Whacked Out Wednesday – Rule of 36

#WhackedOutWednesday – Rule of 36!  Too bad many are not taught some of these finance 101 philosophies or should I say standards.  There’s a common misconception to finance we (all in mortgage industry) should help consumers understand.  The rule of 36 is that you recoup your costs, or gain an ROI in 36 months or less.  This pretty much goes with everything.

If you take money out of your 401k and have to pay it back, then make sure you are done with that payback in 36 months.  If you have to pay costs inside of a loan or out of pocket, you should see some ROI or recoup-ment of costs inside of 36 months.  Weather that comes from appreciation and equity position, or that comes from saving money monthly.  That savings should help you recoup the costs inside of 36 months.

General rule of thumb, is that you should not be including the escrow/impound account you get back from your old lender, nor should you be counting the monthly payment that you skip when you refinance.  (interest is paid in arrears people).  However, all of that should be part of your “benefit sandwich” that is explained to a client.  This concept, standard or philosophy of the rule of 36 applies to a lot.  If you put your money “into” something you should see a return on your investment inside of 36 months.  (3 years)   In the mortgage world this is standard in many cases to prove a worthy and justified case to refinance.  Called a net benefit.

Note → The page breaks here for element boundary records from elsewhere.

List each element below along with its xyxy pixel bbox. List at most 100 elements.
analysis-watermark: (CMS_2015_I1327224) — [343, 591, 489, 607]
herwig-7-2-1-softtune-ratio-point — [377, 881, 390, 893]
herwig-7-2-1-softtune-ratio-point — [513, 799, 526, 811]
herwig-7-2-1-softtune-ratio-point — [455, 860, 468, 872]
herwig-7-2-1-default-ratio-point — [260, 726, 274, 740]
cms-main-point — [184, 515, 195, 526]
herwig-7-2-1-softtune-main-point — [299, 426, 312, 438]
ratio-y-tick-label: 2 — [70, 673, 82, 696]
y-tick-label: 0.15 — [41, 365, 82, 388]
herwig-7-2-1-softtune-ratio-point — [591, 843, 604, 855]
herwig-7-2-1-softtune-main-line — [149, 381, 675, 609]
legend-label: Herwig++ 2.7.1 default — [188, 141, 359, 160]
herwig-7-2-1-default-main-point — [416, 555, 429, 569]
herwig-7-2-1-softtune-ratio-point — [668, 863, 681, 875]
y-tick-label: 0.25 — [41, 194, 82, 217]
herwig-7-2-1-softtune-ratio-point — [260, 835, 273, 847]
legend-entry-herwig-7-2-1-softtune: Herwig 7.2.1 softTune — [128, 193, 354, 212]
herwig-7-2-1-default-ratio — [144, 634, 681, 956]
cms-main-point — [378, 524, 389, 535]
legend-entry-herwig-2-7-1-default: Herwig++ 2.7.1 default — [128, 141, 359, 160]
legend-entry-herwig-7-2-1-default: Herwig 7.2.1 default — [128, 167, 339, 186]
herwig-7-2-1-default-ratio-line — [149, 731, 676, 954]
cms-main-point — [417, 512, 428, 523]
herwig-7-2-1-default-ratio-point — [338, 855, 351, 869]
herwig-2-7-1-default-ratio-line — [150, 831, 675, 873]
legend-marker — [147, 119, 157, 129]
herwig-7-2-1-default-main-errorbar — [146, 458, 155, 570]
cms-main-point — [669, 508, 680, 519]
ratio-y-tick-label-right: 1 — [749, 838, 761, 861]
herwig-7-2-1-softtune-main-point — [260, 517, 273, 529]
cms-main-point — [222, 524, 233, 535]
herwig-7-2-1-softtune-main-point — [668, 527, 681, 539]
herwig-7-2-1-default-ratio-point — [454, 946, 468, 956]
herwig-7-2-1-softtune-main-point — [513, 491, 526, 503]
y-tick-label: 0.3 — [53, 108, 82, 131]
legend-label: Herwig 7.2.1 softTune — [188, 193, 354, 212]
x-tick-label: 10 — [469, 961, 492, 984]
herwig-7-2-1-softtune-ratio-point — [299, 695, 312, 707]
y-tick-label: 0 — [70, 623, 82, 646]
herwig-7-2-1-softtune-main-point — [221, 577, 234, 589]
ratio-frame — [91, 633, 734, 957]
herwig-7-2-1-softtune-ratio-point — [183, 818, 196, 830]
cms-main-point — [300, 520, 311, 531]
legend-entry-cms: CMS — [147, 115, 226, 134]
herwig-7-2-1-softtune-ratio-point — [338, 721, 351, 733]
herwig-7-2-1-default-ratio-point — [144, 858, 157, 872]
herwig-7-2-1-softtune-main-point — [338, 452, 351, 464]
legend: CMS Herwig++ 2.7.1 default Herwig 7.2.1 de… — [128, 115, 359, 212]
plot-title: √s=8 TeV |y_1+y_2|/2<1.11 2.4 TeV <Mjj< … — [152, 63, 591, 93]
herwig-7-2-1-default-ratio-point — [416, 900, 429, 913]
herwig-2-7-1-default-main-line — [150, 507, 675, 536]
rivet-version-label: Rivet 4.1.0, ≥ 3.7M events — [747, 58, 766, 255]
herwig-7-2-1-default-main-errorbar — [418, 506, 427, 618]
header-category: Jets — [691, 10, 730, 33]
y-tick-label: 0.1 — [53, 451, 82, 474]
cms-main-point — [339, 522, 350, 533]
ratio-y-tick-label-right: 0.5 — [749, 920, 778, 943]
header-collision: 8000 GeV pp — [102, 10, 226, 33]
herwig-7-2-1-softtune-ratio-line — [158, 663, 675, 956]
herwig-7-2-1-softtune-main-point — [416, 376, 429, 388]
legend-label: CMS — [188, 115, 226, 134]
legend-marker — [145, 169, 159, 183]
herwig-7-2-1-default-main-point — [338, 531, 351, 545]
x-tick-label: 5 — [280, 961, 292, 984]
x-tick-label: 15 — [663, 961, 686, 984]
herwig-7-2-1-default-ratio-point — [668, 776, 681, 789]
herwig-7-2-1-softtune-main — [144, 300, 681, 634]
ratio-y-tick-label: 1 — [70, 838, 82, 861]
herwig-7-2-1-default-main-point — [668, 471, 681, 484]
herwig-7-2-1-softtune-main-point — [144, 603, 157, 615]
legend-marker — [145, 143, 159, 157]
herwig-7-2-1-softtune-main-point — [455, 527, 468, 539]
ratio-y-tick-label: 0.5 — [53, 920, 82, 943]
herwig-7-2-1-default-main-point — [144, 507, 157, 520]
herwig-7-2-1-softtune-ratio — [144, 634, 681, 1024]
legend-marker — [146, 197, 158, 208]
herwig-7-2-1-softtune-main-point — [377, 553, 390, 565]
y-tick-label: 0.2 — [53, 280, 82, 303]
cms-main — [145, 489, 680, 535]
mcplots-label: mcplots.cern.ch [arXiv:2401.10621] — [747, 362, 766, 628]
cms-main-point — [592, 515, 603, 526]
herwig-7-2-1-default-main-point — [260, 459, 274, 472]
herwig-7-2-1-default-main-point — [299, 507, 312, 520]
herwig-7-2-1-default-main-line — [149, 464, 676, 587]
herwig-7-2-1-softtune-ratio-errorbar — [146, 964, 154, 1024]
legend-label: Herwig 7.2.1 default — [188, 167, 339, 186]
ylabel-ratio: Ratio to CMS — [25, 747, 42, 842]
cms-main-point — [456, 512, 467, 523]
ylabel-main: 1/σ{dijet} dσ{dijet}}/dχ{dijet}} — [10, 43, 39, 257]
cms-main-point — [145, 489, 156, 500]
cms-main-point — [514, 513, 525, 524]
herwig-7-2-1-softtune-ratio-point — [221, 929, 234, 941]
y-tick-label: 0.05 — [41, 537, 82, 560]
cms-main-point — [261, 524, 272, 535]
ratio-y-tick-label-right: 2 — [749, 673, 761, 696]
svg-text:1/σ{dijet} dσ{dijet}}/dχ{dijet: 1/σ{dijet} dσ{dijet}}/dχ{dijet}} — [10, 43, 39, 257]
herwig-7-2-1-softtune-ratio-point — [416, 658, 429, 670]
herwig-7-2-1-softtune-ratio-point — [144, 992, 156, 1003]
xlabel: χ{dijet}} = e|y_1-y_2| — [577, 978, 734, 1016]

In some loans such as VA IRRRL’s (VA loan – Interest Rate Reduction Refinance Loan) and FHA streamlines these loans enforce a net tangible benefit for the client.  They must lower rates by a certain percentage, save x dollars or recoup costs inside of 3 years.  For the average consumer this concept may not be understood.  But in the mortgage world it happens all the time where LO’s attempt to complete loans that make no financial sense for the consumer.  Make sure your loans make sense and do the right thing.  Otherwise it’s called equity striping.